Flowcarbon CEO Dana Gibber says tokenizing carbon credits will make their prices more transparent and lower transaction costs, which will enable credit holders to more easily access financing for their emissions-reducing projects.
But some experts in the carbon markets field are skeptical that Flowcarbon can enhance these credits in a way that makes them better at addressing climate change. This is because crypto carbon projects like Flowcarbon have so far failed to overcome the main challenge plaguing the carbon credit industry: ensuring “additionality.”
Additionality means that the emissions-reducing action would not have happened if carbon credits hadn’t been issued. Some projects like tree planting or technologies that extract carbon from the atmosphere are clearly reducing emissions. But other projects can be a little murky.
For instance, carbon credits can be issued to an organization to protect a forest. But if that forest was not under threat in the first place, the project isn’t truly additional—it isn’t reducing atmospheric carbon dioxide or preventing its release. In other words, carbon credits that aren’t additional do not actually help buyers achieve net-zero emissions.
“If a carbon credit is not additional, it’s not addressing climate change,” says Bruce Usher, professor at Columbia Business School and former CEO of EcoSecurities. Companies like Flowcarbon might add value to carbon markets, he says, but “the issue is that they don’t get to the core of the problem.”
Currently, nonprofit registries like Verra and Gold Standard that independently certify carbon credits also attempt to ensure additionality by scrutinizing emissions-reducing projects. But even then, credits can fall through the cracks.
Usher compares the current carbon credit system to a stock market with no rules. Since the creation of the US Securities and Exchange Commission, which enforces the law against market manipulation, the stock market has been able to evolve into a highly efficient financial institution. The carbon credit system might benefit from similar oversight by enforcing quality and integrity, he says.
Without such careful review, the tokenization of carbon credits can harm the environment. Toucan, a blockchain-based technology for tracking carbon credits, appeared to be “generating entirely new demand for long-neglected credits,” researchers with the climate nonprofit CarbonPlan wrote in an April report. Toucan was artificially inflating the market by providing a platform for credits that would have otherwise been ignored.
Grayson Badgley, one of the research scientists at CarbonPlan, notes that many of the credits that Toucan moved on-chain were low quality with questionable environmental benefits. Since then, Toucan has made reforms and tightened up its criteria for the types of credits it will work with. Badgley is waiting for Flowcarbon to announce the credits it will be moving on-chain so that he can investigate those projects, too.

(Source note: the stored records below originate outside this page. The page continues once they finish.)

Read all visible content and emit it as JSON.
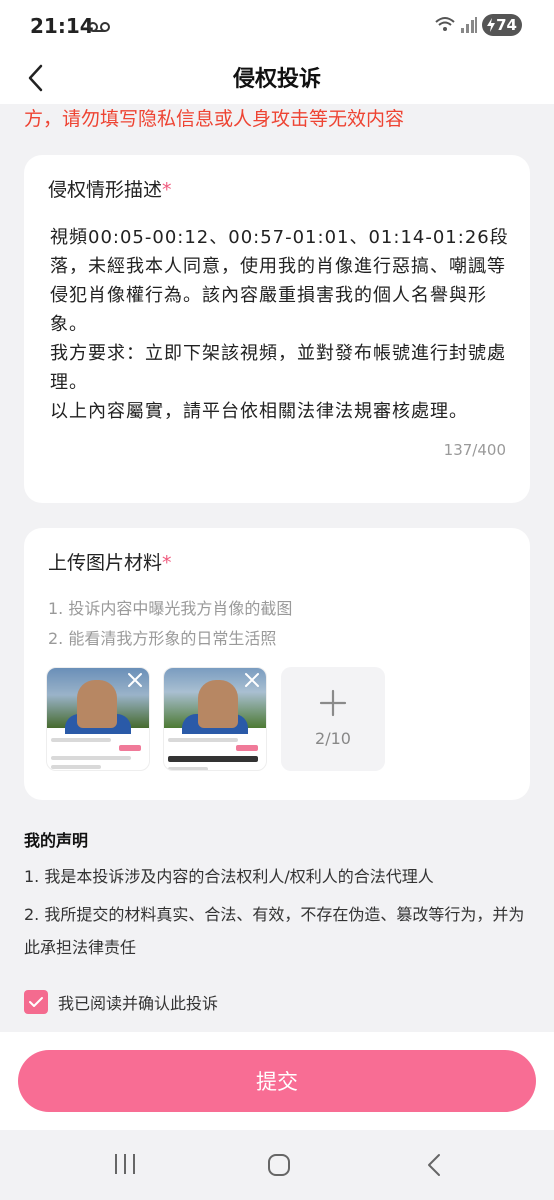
{
  "status_bar": {
    "time": "21:14",
    "battery": "74"
  },
  "header": {
    "title": "侵权投诉"
  },
  "notice": "方，请勿填写隐私信息或人身攻击等无效内容",
  "description_card": {
    "title": "侵权情形描述",
    "required_mark": "*",
    "text": "視頻00:05-00:12、00:57-01:01、01:14-01:26段落，未經我本人同意，使用我的肖像進行惡搞、嘲諷等侵犯肖像權行為。該內容嚴重損害我的個人名譽與形象。\n我方要求：立即下架該視頻，並對發布帳號進行封號處理。\n以上內容屬實，請平台依相關法律法規審核處理。",
    "counter": "137/400"
  },
  "upload_card": {
    "title": "上传图片材料",
    "required_mark": "*",
    "hints": [
      "1. 投诉内容中曝光我方肖像的截图",
      "2. 能看清我方形象的日常生活照"
    ],
    "image_count": "2/10"
  },
  "declaration": {
    "title": "我的声明",
    "items": [
      "1. 我是本投诉涉及内容的合法权利人/权利人的合法代理人",
      "2. 我所提交的材料真实、合法、有效，不存在伪造、篡改等行为，并为此承担法律责任"
    ],
    "agree_label": "我已阅读并确认此投诉",
    "agreed": true
  },
  "submit_label": "提交",
  "colors": {
    "accent": "#f86d94",
    "warning": "#ee4433",
    "checkbox": "#f46b8f"
  }
}
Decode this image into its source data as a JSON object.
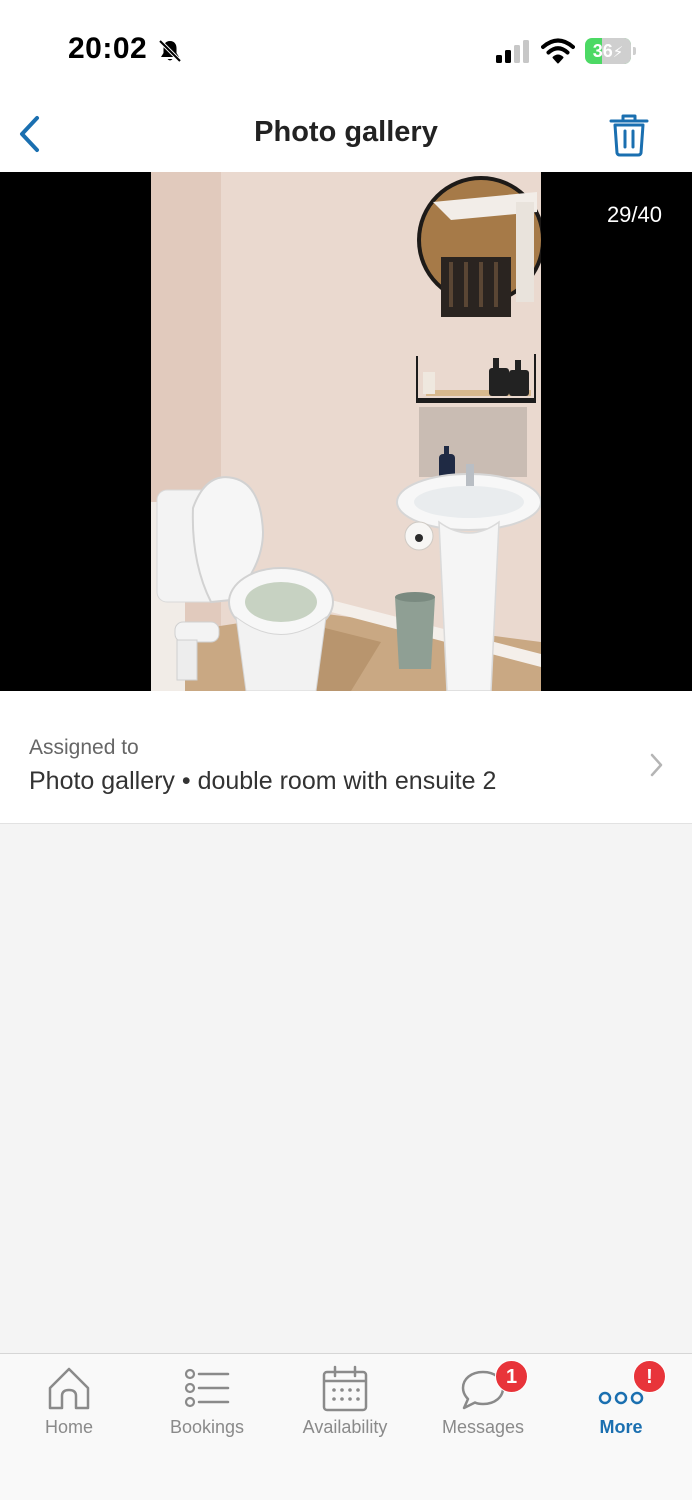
{
  "status_bar": {
    "time": "20:02",
    "battery_level": "36",
    "battery_fraction": 0.36,
    "icons": [
      "bell-slash-icon",
      "cellular-signal-icon",
      "wifi-icon",
      "battery-charging-icon"
    ]
  },
  "header": {
    "title": "Photo gallery",
    "back_icon": "chevron-left-icon",
    "action_icon": "trash-icon",
    "accent_color": "#1a6fb0"
  },
  "viewer": {
    "counter": "29/40",
    "photo_subject": "bathroom"
  },
  "assigned": {
    "label": "Assigned to",
    "value": "Photo gallery • double room with ensuite 2",
    "chevron_icon": "chevron-right-icon"
  },
  "tab_bar": {
    "active_color": "#1a6fb0",
    "inactive_color": "#8a8a8a",
    "badge_color": "#e8343a",
    "tabs": [
      {
        "label": "Home",
        "icon": "home-icon",
        "active": false
      },
      {
        "label": "Bookings",
        "icon": "list-icon",
        "active": false
      },
      {
        "label": "Availability",
        "icon": "calendar-icon",
        "active": false
      },
      {
        "label": "Messages",
        "icon": "chat-bubble-icon",
        "active": false,
        "badge": "1"
      },
      {
        "label": "More",
        "icon": "more-dots-icon",
        "active": true,
        "badge": "!"
      }
    ]
  }
}
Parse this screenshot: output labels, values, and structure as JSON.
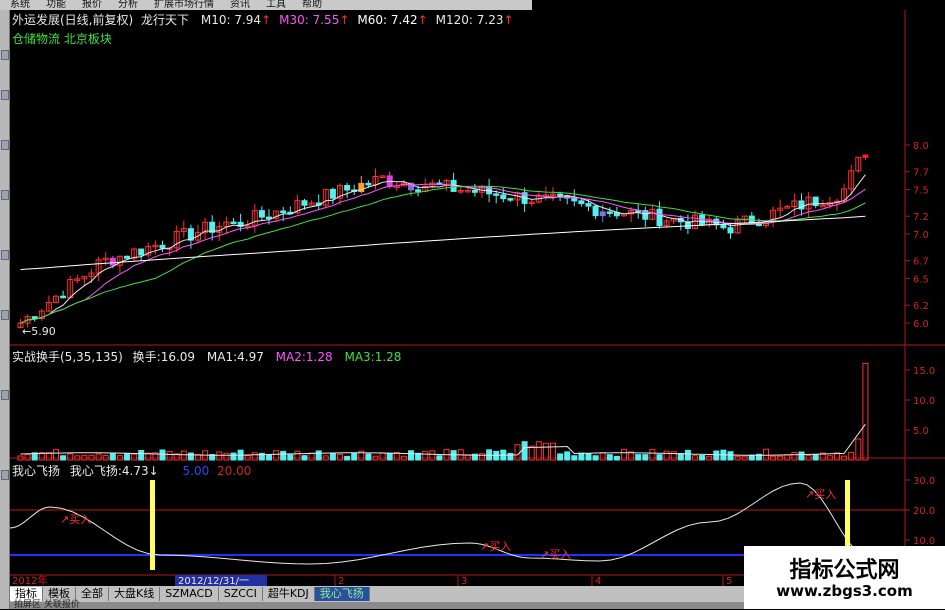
{
  "menu": [
    "系统",
    "功能",
    "报价",
    "分析",
    "扩展市场行情",
    "资讯",
    "工具",
    "帮助"
  ],
  "price_panel": {
    "stock": "外运发展(日线,前复权)",
    "indicator": "龙行天下",
    "ma": [
      {
        "label": "M10:",
        "value": "7.94",
        "color": "#e8e8e8"
      },
      {
        "label": "M30:",
        "value": "7.55",
        "color": "#ff55ff"
      },
      {
        "label": "M60:",
        "value": "7.42",
        "color": "#ffffff"
      },
      {
        "label": "M120:",
        "value": "7.23",
        "color": "#e8e8e8"
      }
    ],
    "sector1": "仓储物流",
    "sector2": "北京板块",
    "low_label": "5.90",
    "y_ticks": [
      "8.0",
      "7.7",
      "7.5",
      "7.2",
      "7.0",
      "6.7",
      "6.5",
      "6.2",
      "6.0"
    ]
  },
  "vol_panel": {
    "name": "实战换手(5,35,135)",
    "k1": "换手:",
    "v1": "16.09",
    "k2": "MA1:",
    "v2": "4.97",
    "k3": "MA2:",
    "v3": "1.28",
    "k4": "MA3:",
    "v4": "1.28",
    "y_ticks": [
      "15.0",
      "10.0",
      "5.0"
    ]
  },
  "osc_panel": {
    "name": "我心飞扬",
    "k1": "我心飞扬:",
    "v1": "4.73",
    "lo": "5.00",
    "hi": "20.00",
    "y_ticks": [
      "30.0",
      "20.0",
      "10.0"
    ],
    "buy_label": "买入"
  },
  "axis": {
    "year": "2012年",
    "cursor": "2012/12/31/一",
    "months": [
      "2",
      "3",
      "4",
      "5"
    ]
  },
  "tabs": [
    "指标",
    "模板",
    "全部",
    "大盘K线",
    "SZMACD",
    "SZCCI",
    "超牛KDJ",
    "我心飞扬"
  ],
  "bottom_text": "拍屏区 关联报价",
  "watermark": {
    "title": "指标公式网",
    "url": "www.zbgs3.com"
  }
}
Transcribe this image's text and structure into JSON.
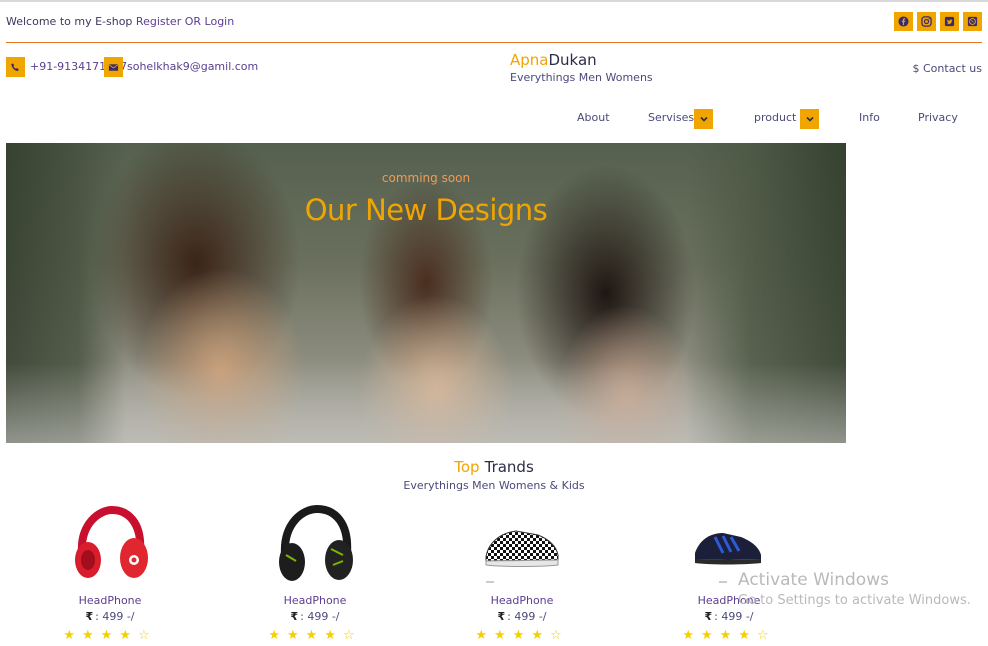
{
  "topbar": {
    "welcome_text": "Welcome to my E-shop",
    "register_label": "Register",
    "or_text": "OR",
    "login_label": "Login",
    "social_icons": [
      "facebook-icon",
      "instagram-icon",
      "twitter-icon",
      "whatsapp-icon"
    ]
  },
  "contact": {
    "phone": "+91-9134171517",
    "email": "sohelkhak9@gamil.com",
    "contact_us": "$ Contact us"
  },
  "brand": {
    "name_part1": "Apna",
    "name_part2": "Dukan",
    "tagline": "Everythings Men Womens"
  },
  "nav": {
    "items": [
      "About",
      "Servises",
      "product",
      "Info",
      "Privacy"
    ]
  },
  "hero": {
    "small_text": "comming soon",
    "big_text": "Our New Designs"
  },
  "section": {
    "title_part1": "Top",
    "title_part2": "Trands",
    "subtitle": "Everythings Men Womens & Kids"
  },
  "products": [
    {
      "name": "HeadPhone",
      "currency": "₹",
      "price": ": 499 -/",
      "stars": "★★★★☆",
      "rating": 4
    },
    {
      "name": "HeadPhone",
      "currency": "₹",
      "price": ": 499 -/",
      "stars": "★★★★☆",
      "rating": 4
    },
    {
      "name": "HeadPhone",
      "currency": "₹",
      "price": ": 499 -/",
      "stars": "★★★★☆",
      "rating": 4
    },
    {
      "name": "HeadPhone",
      "currency": "₹",
      "price": ": 499 -/",
      "stars": "★★★★☆",
      "rating": 4
    }
  ],
  "watermark": {
    "line1": "Activate Windows",
    "line2": "Go to Settings to activate Windows."
  },
  "colors": {
    "accent": "#f0a500",
    "rule": "#e8711d",
    "text_purple": "#5b3e8f",
    "star": "#f5d000"
  }
}
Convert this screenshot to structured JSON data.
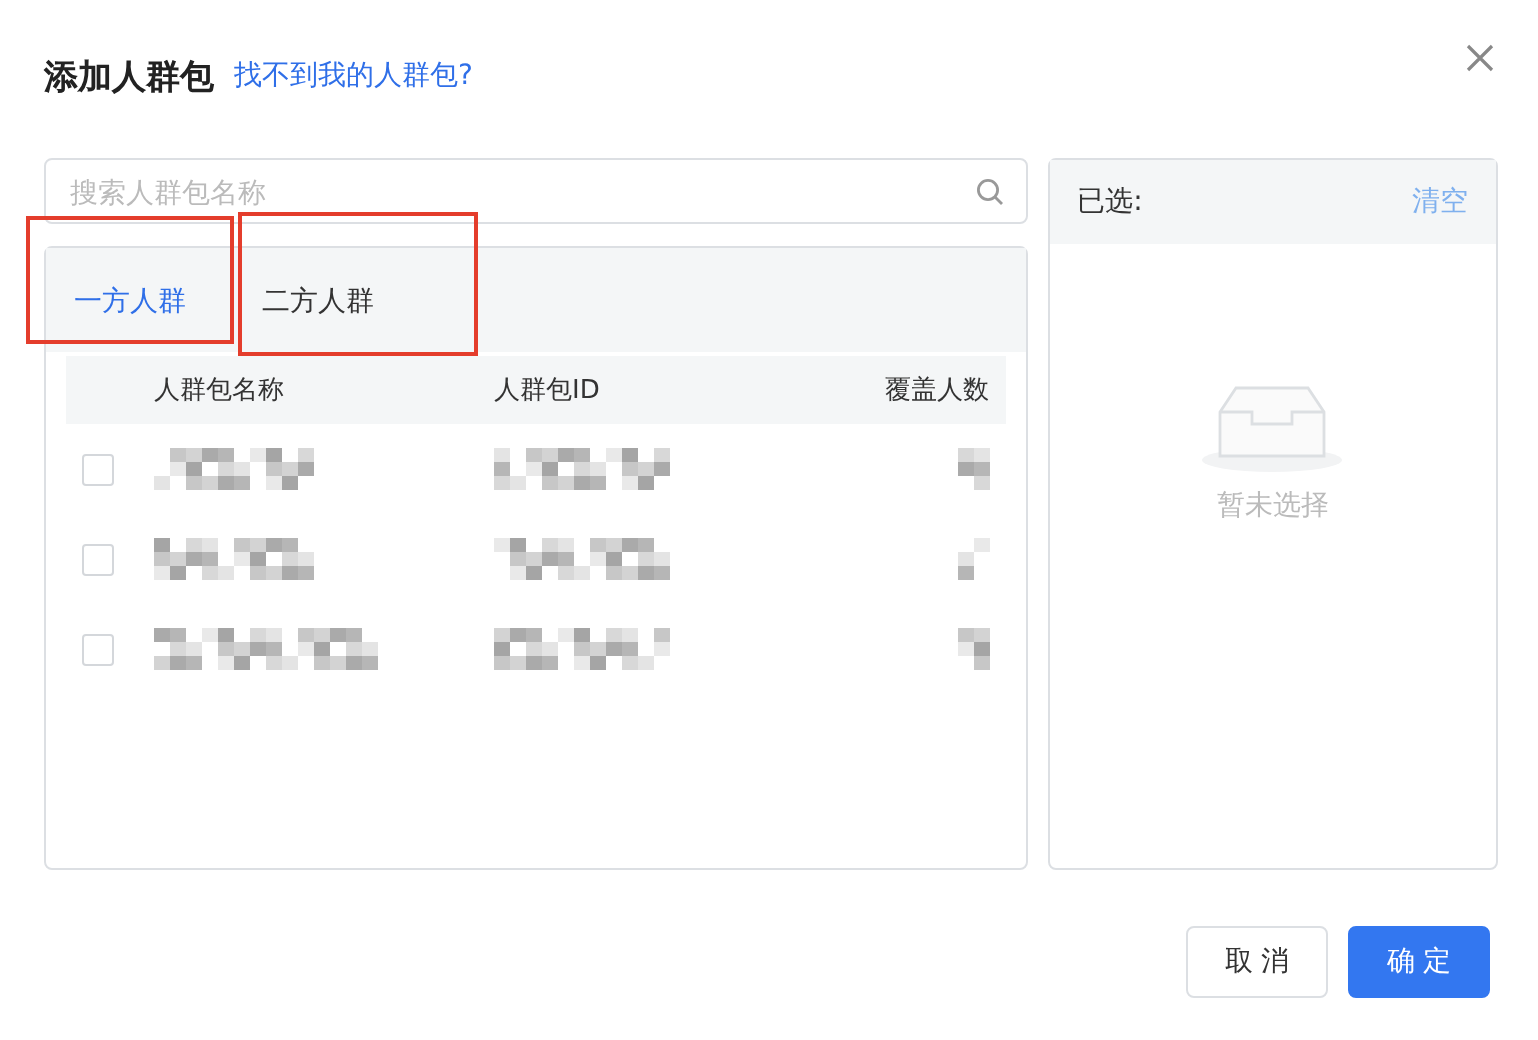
{
  "dialog": {
    "title": "添加人群包",
    "help_link": "找不到我的人群包?"
  },
  "search": {
    "placeholder": "搜索人群包名称"
  },
  "tabs": [
    {
      "label": "一方人群",
      "selected": true,
      "highlighted": true
    },
    {
      "label": "二方人群",
      "selected": false,
      "highlighted": true
    }
  ],
  "table": {
    "columns": [
      "人群包名称",
      "人群包ID",
      "覆盖人数"
    ],
    "rows": [
      {
        "checked": false
      },
      {
        "checked": false
      },
      {
        "checked": false
      }
    ]
  },
  "selected_panel": {
    "title": "已选:",
    "clear": "清空",
    "empty_text": "暂未选择"
  },
  "buttons": {
    "cancel": "取 消",
    "ok": "确 定"
  }
}
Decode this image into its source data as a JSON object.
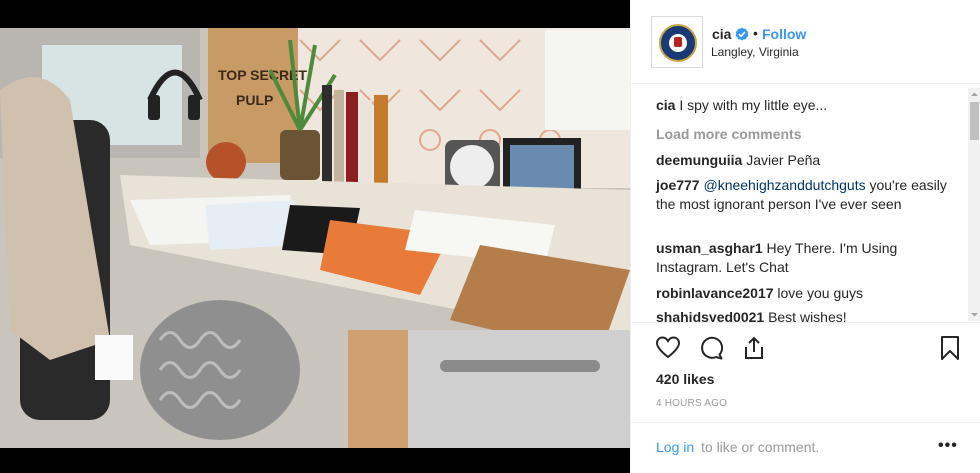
{
  "post": {
    "image_text": {
      "bag_line1": "TOP SECRET",
      "bag_line2": "PULP"
    }
  },
  "header": {
    "username": "cia",
    "separator": "•",
    "follow_label": "Follow",
    "location": "Langley, Virginia"
  },
  "caption": {
    "username": "cia",
    "text": "I spy with my little eye..."
  },
  "load_more_label": "Load more comments",
  "comments": [
    {
      "username": "deemunguiia",
      "text": "Javier Peña"
    },
    {
      "username": "joe777",
      "mention": "@kneehighzanddutchguts",
      "text": "you're easily the most ignorant person I've ever seen"
    },
    {
      "username": "usman_asghar1",
      "text": "Hey There. I'm Using Instagram. Let's Chat"
    },
    {
      "username": "robinlavance2017",
      "text": "love you guys"
    },
    {
      "username": "shahidsyed0021",
      "text": "Best wishes!"
    }
  ],
  "likes": "420 likes",
  "timestamp": "4 HOURS AGO",
  "footer": {
    "login_label": "Log in",
    "login_rest": "to like or comment.",
    "more_label": "•••"
  },
  "colors": {
    "link_blue": "#3897f0",
    "muted": "#999999",
    "text": "#262626",
    "verified": "#3897f0"
  },
  "icons": [
    "heart-icon",
    "comment-icon",
    "share-icon",
    "bookmark-icon",
    "verified-badge-icon",
    "more-options-icon",
    "cia-seal-icon"
  ]
}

Flowcarbon’s first token, the Goddess Nature Token, only includes carbon credits that are certified by globally-recognized registries and created from nature-based projects no older than five years, Gibber says. She adds that Flowcarbon co-founder Neumann, who became a controversial business figure during his WeWork days, is not operationally involved.
To Reiner, the use of blockchain technology in the carbon credit sphere is irrelevant to the fight against climate change. Even if Flowcarbon makes carbon markets more efficient, the result is a rise in demand rather than an increase in the amount of high-quality credits, he says. “It’s been proven that these carbon credits have a lot of weaknesses and that there’s systematic over-crediting in the market.”
Instead, Reiner argues that efforts to reduce emissions should focus on putting a price on carbon, either through a carbon tax or a cap-and-trade program. These mechanisms follow the logic that, as he explains, “if you want people to do less of something, you make that something more expensive.”
Despite their current challenges, Usher believes carbon credits are a part of the suite of tools and technologies that can realistically get the world to a net-zero economy within the next few decades. Experimentation will continue to be key to the search for climate solutions, he says, including in carbon markets. But Usher also cautions that projects in the crypto carbon sphere have not been getting to the fundamental issue at hand: “I don’t know if crypto offers a solution within carbon markets.”